Thursday, December 6, 2012

The First Sesame Street Christmas

There have been many Sesame Street Christmas specials, but none of them seem to top 1978's Christmas Eve on Sesame Street.  But even the first special wasn't completely original.  Three years earlier, Christmas came to Sesame Street via an album known as Merry Christmas from Sesame Street.

How did Bert even get into this mess?

For fans of the 1978 special, a lot of familiar elements appear on the album.  Oscar sings "I Hate Christmas," the cast sings "Keep Christmas With You," and Bert and Ernie's Gift of the Magi scenario actually originates here.  But this does not detract from the record (or the show) at all.  It still has an old-fashioned charm.  So whether you're hearing the "Sesame Street Christmas Overture" on the album or on television, you can rest comfortably knowing that good times are ahead.

There is the usual Christmas fare, with the cast singing as many Christmas tunes as they can possibly fit onto one record.  There are even TWO medleys of carols just to make sure nothing is missed.  So, fans of Sesame Street and Christmas are certainly getting their money's worth.

So much Christmas!

So what's unique to the album?  Well, Maria and Luis sing "Saludo (Aguinaldo)," a Puerto-Rican Christmas song about family celebration and "Arrurru," a Spanish lullaby that...doesn't have anything to do with Christmas but it's pleasant.  David sings a modernized version of "The Night Before Christmas," in which he lets Santa borrow his sled to deliver presents.  But the centerpiece of the album is "A Christmas Pageant."

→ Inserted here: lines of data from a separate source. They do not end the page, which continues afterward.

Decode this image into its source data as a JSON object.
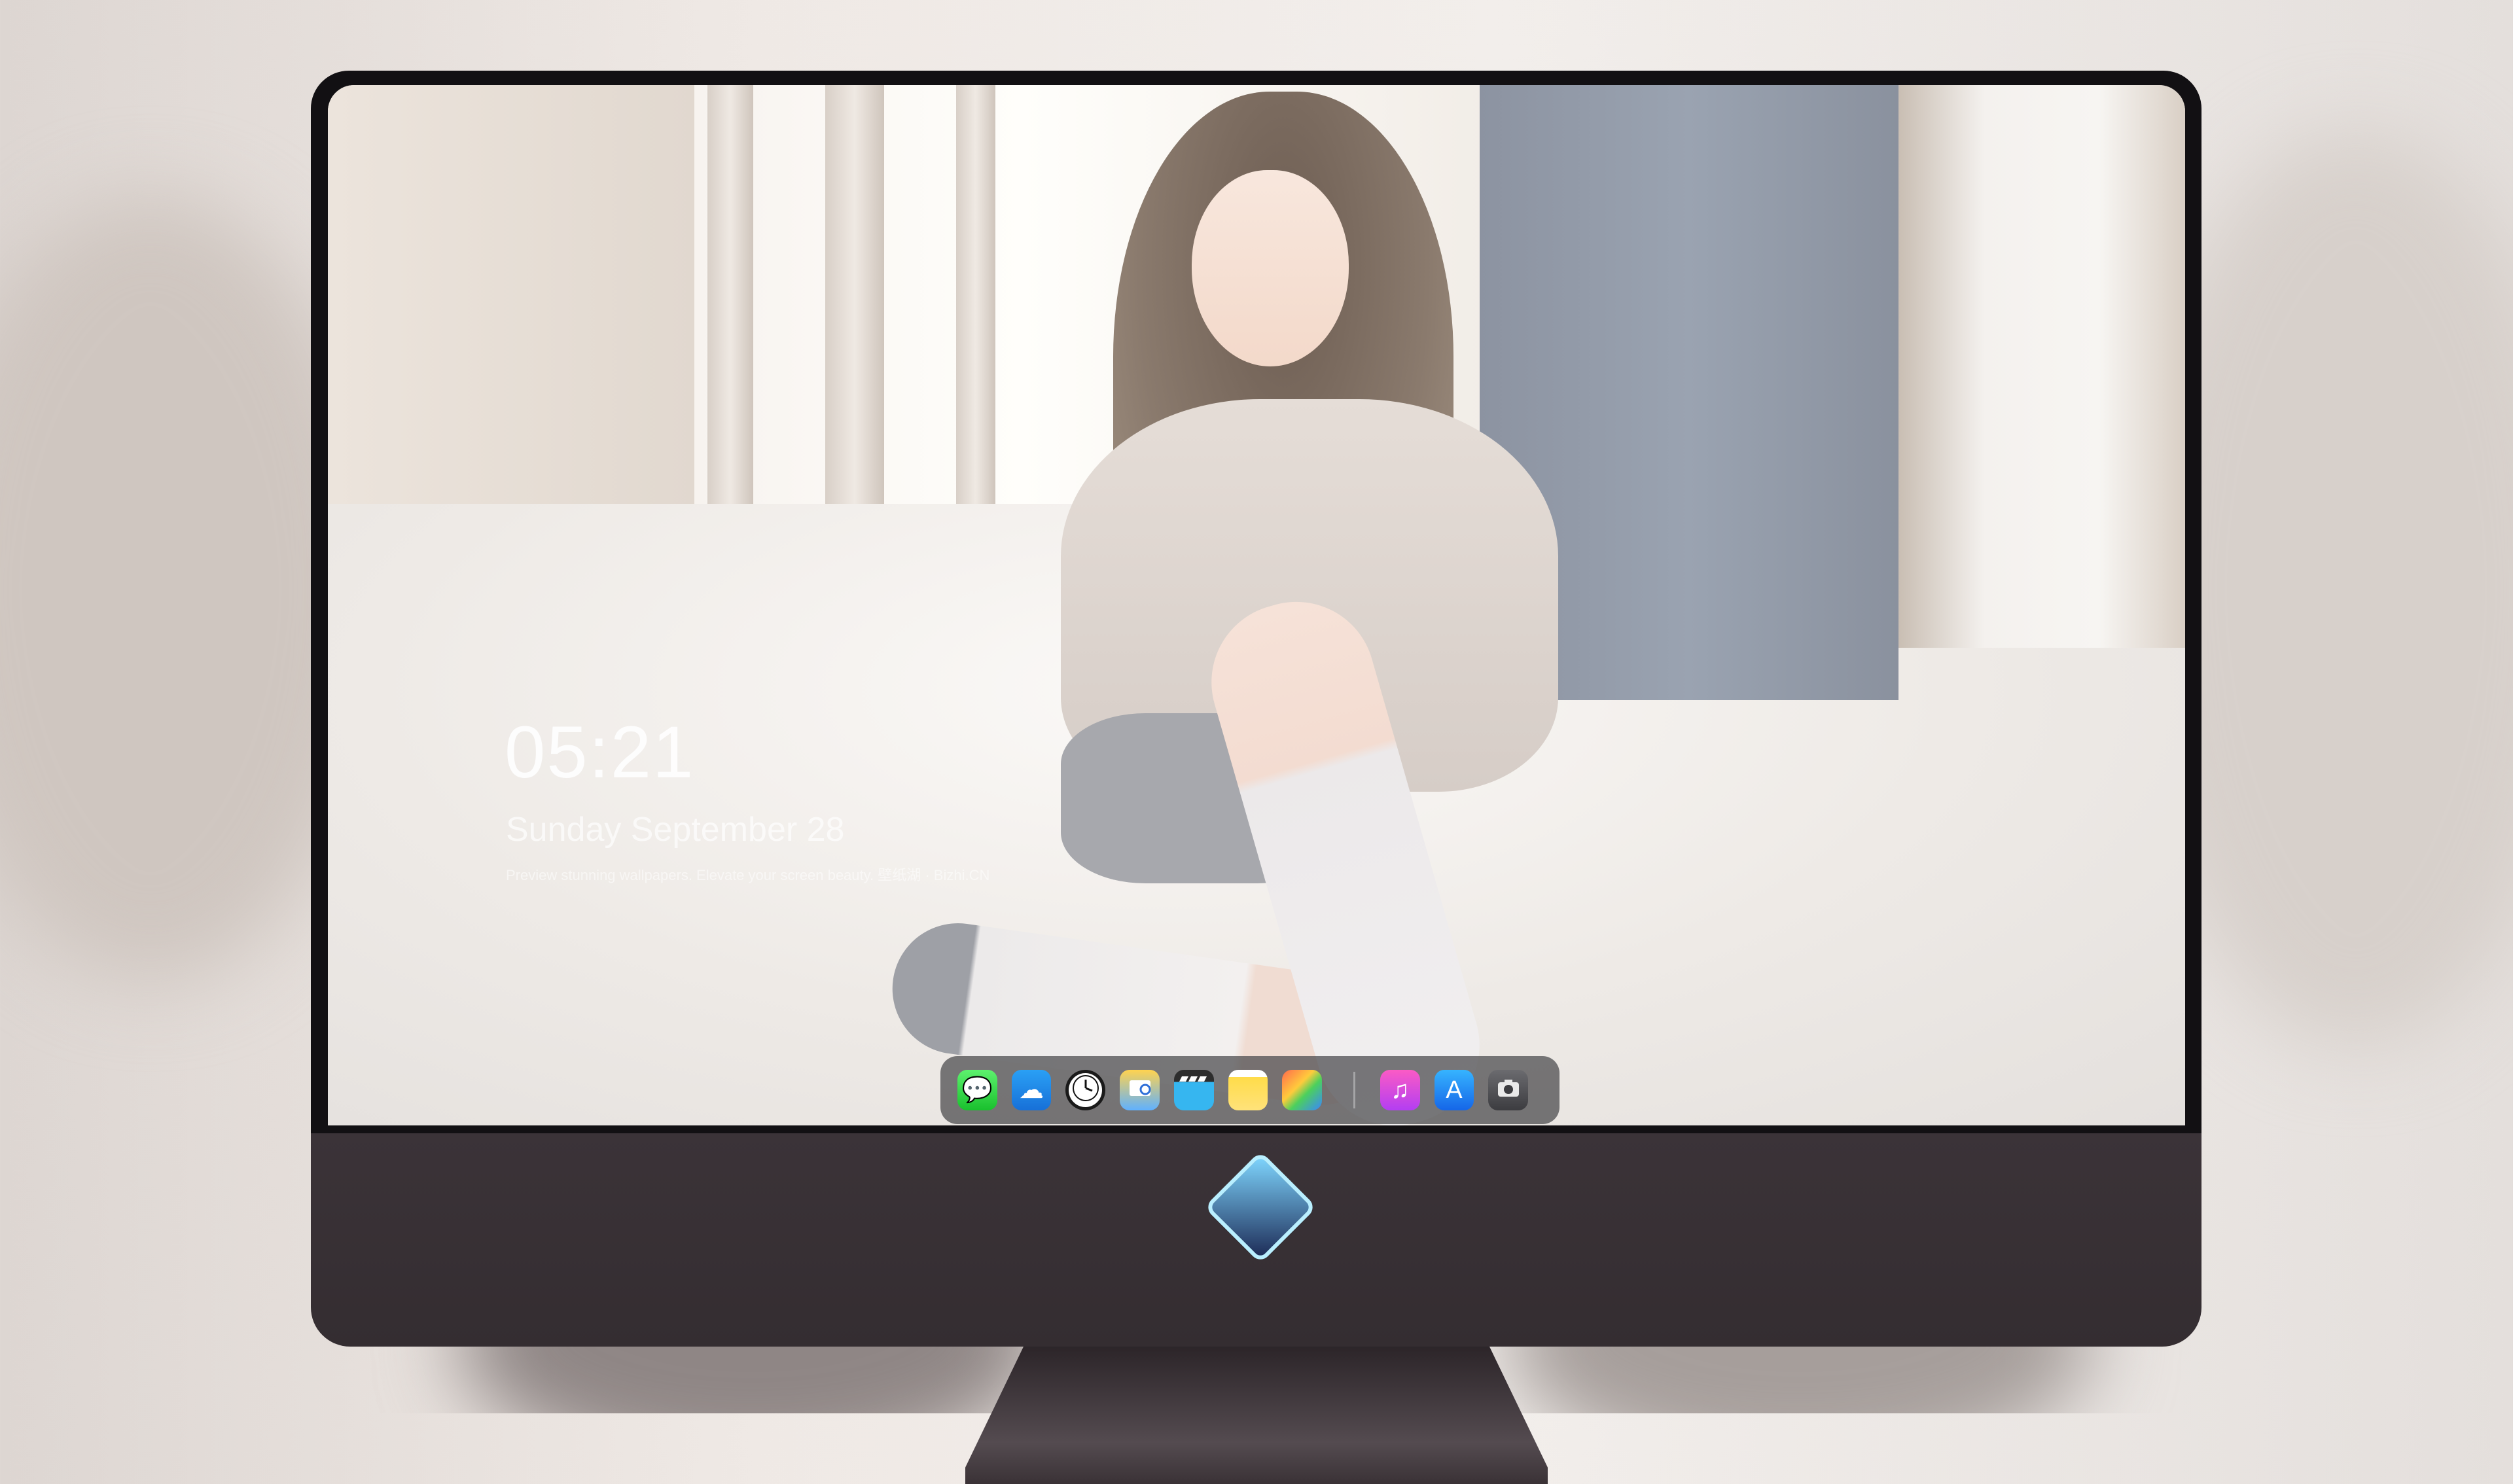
{
  "lockscreen": {
    "time": "05:21",
    "date": "Sunday September 28",
    "tagline": "Preview stunning wallpapers. Elevate your screen beauty. 壁纸湖 · Bizhi.CN"
  },
  "dock": {
    "apps": [
      {
        "label": "Messages",
        "icon": "message-bubble-icon",
        "glyph": "💬"
      },
      {
        "label": "Weather",
        "icon": "cloud-icon",
        "glyph": "☁"
      },
      {
        "label": "Clock",
        "icon": "clock-icon",
        "glyph": "🕐"
      },
      {
        "label": "Preview",
        "icon": "preview-icon",
        "glyph": "🖼"
      },
      {
        "label": "Video",
        "icon": "clapper-icon",
        "glyph": "🎬"
      },
      {
        "label": "Notes",
        "icon": "notes-icon",
        "glyph": "≡"
      },
      {
        "label": "Photos",
        "icon": "photos-icon",
        "glyph": "✿"
      },
      {
        "label": "Music",
        "icon": "music-note-icon",
        "glyph": "♫"
      },
      {
        "label": "App Store",
        "icon": "app-store-icon",
        "glyph": "A"
      },
      {
        "label": "Camera",
        "icon": "camera-icon",
        "glyph": "📷"
      }
    ]
  },
  "colors": {
    "bezel": "#121013",
    "chin": "#3b3338",
    "dock_bg": "rgba(70,70,74,.72)",
    "text": "#ffffff"
  }
}
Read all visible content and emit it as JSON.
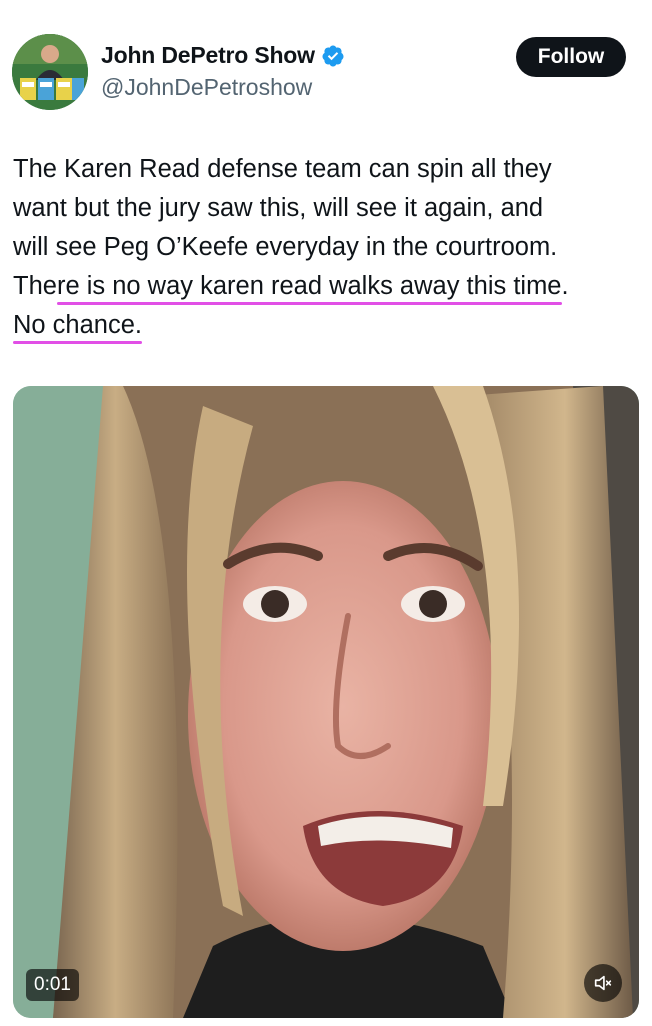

Bert must suffer through being the tree in the Christmas pageant and, like any good radio play, no visuals are needed to get the vivid story across.  Like Christmas Eve on Sesame Street, there is no grand plot.  No one needs to save Christmas or learn the true meaning of the holiday.  It's just all of our friends, coming together, singing familiar songs and partaking in their traditions.  This album is like an audio version of A Muppet Family Christmas.

It doesn't need to be groundbreaking.  But it needs to be reliable.